El periodista y escritor Esteban Duperly dejó su vida en la ciudad para retirarse del ruido y concentrarse en la escritura de su segunda novela. La cuarentena lo llevó a un silencio total e inesperado, lejos de todo lo que hasta entonces sentía suyo. Este es un relato de los pensamientos de un hombre por un retiro deseado que se convirtió en forzado.
Las crónicas del aguacate - Abril 23
01 de Diciembre 2020
Sucedió algo: el aguacatico se cayó. Los últimos tres días ha llovido duro: agua abundante en forma de goteras largas y afiladas, o gordas y ovales. Ha caído a cualquier hora. En la noche, en la madrugada, en las tardes ha caído la lluvia. A veces incesantemente, otras como un chubasco tras el cual sale el sol. Pero, a la larga, las nubes vuelven a cargarse y se desgaja el aguacero, una vez más. También ha soplado el viento en ráfagas. Y todo eso terminó por quebrar y arrancar algunas ramas de los árboles, y en ellas se fue el aguacatico al que le hacía seguimiento y que día a día crecía un tanto. Se malogró la frutica, pues.
¿Se lamenta el árbol? No podría saberlo. Las maneras del reino vegetal nos resultan muy desconcertantes a los humanos porque no son aparentes. Es decir: un árbol no gesticula, no se dobla de dolor, no llora. O por lo menos no nos parece que lo haga. Aunque hace algún tiempo leí que, en los bosques, los sistemas radiculares están unidos y entre los individuos hay comunicación. Comunicación en la que ayudan los hongos, porque las civilizaciones fungi bajo tierra parecen transportar de raíz a raíz señales eléctricas con mensajes como, por ejemplo, peligro.
Entonces: ¿le dolió al árbol de aguacates del solar cuando el agua cayó y, fuerte y violenta, arrancó la rama? ¿Le guarda rencor al aguacero? ¿Hubo mala intención en el viento que dobló y partió la rama? Todas esas son suposiciones de humanos; en la naturaleza tal cosa no existe. El agua cae, el viento sopla, el árbol se quiebra, el fruto se cae, se malogra, se pudre sobre el suelo sin siquiera haber llegado a crecer y mucho menos a madurar, y en todo eso no hay un ápice de maquinación, de dolo, de maldad, y mucho menos de sentido de dominancia. Somos los sapiens los que llevamos a cabo todos esos procesos mentales y actuamos a partir de las emociones que nos suscitan. Y somos los sapiens los que pensamos que en nuestra especie hay más valor, que a nuestra especie no la puede castigar la madre naturaleza —que, de paso, también es una invención: la naturaleza no es una mamá: tal es nuestro sentido de orfandad—. No nos puede afectar, pues, decimos los humanos, la lluvia o el huracán. Y cuando eso sucede, significa una tragedia.
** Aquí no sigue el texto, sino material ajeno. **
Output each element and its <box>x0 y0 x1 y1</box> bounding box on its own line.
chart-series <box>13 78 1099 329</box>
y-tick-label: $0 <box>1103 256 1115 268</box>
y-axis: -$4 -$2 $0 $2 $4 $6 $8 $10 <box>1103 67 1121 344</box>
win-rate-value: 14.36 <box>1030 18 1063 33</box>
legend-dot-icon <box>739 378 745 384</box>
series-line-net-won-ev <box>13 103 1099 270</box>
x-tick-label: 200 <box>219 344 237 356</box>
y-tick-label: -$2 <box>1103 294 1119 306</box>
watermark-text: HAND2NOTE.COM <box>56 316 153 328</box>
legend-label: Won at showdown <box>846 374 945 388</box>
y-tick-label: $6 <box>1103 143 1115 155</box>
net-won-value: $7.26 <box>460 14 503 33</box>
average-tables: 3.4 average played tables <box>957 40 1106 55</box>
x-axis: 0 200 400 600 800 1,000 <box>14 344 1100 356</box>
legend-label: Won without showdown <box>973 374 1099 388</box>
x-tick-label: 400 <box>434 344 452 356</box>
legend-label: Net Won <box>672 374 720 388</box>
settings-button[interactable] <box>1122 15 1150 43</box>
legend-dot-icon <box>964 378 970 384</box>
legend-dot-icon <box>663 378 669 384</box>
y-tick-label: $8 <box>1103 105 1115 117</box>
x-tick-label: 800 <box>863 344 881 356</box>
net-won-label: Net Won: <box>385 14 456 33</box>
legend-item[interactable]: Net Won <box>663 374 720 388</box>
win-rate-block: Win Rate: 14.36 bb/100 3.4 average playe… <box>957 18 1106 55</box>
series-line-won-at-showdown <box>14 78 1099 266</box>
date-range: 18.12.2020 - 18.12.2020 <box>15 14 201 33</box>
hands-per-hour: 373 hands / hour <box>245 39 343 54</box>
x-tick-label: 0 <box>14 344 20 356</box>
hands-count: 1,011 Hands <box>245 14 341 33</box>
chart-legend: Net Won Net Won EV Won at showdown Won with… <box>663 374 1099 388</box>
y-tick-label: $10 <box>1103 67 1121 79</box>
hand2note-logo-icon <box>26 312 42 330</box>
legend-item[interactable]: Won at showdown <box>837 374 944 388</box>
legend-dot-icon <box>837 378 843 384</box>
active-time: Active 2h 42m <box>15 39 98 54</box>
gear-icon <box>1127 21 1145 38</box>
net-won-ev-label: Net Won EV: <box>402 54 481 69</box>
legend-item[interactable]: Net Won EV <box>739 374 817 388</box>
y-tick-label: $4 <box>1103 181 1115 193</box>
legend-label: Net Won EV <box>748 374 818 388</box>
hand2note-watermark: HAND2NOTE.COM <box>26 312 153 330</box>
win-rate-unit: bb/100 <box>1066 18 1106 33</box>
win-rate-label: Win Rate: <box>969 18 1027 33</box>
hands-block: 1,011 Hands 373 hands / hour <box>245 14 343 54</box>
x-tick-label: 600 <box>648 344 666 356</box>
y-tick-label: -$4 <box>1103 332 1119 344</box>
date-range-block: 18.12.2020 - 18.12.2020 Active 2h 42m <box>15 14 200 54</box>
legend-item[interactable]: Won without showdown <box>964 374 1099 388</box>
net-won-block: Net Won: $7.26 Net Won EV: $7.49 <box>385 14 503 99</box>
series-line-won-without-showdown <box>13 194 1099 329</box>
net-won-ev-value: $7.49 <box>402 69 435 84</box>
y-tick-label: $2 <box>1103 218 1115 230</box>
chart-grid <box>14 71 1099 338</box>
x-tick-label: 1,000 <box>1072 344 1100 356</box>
Que se sepa: a la naturaleza le es indiferente nuestro drama.
Con todo, no podría asegurar que el árbol no se lamenta —o lo que sea el equivalente en el reino vegetal— por la pérdida de aquel fruto tan caro para mí. Tal vez sí, tal vez en él exista un sentido de pérdida. Porque, además del mío, con las lluvias de la semana se perdieron muchos otros frutos. El que yo había estado observando no fue el único, pero de nuevo tiendo a pensar que justo el que yo había elegido era el más importante, que tenía más valor que todos los demás en la medida en que fue mi elección. Tal es mi soberbia.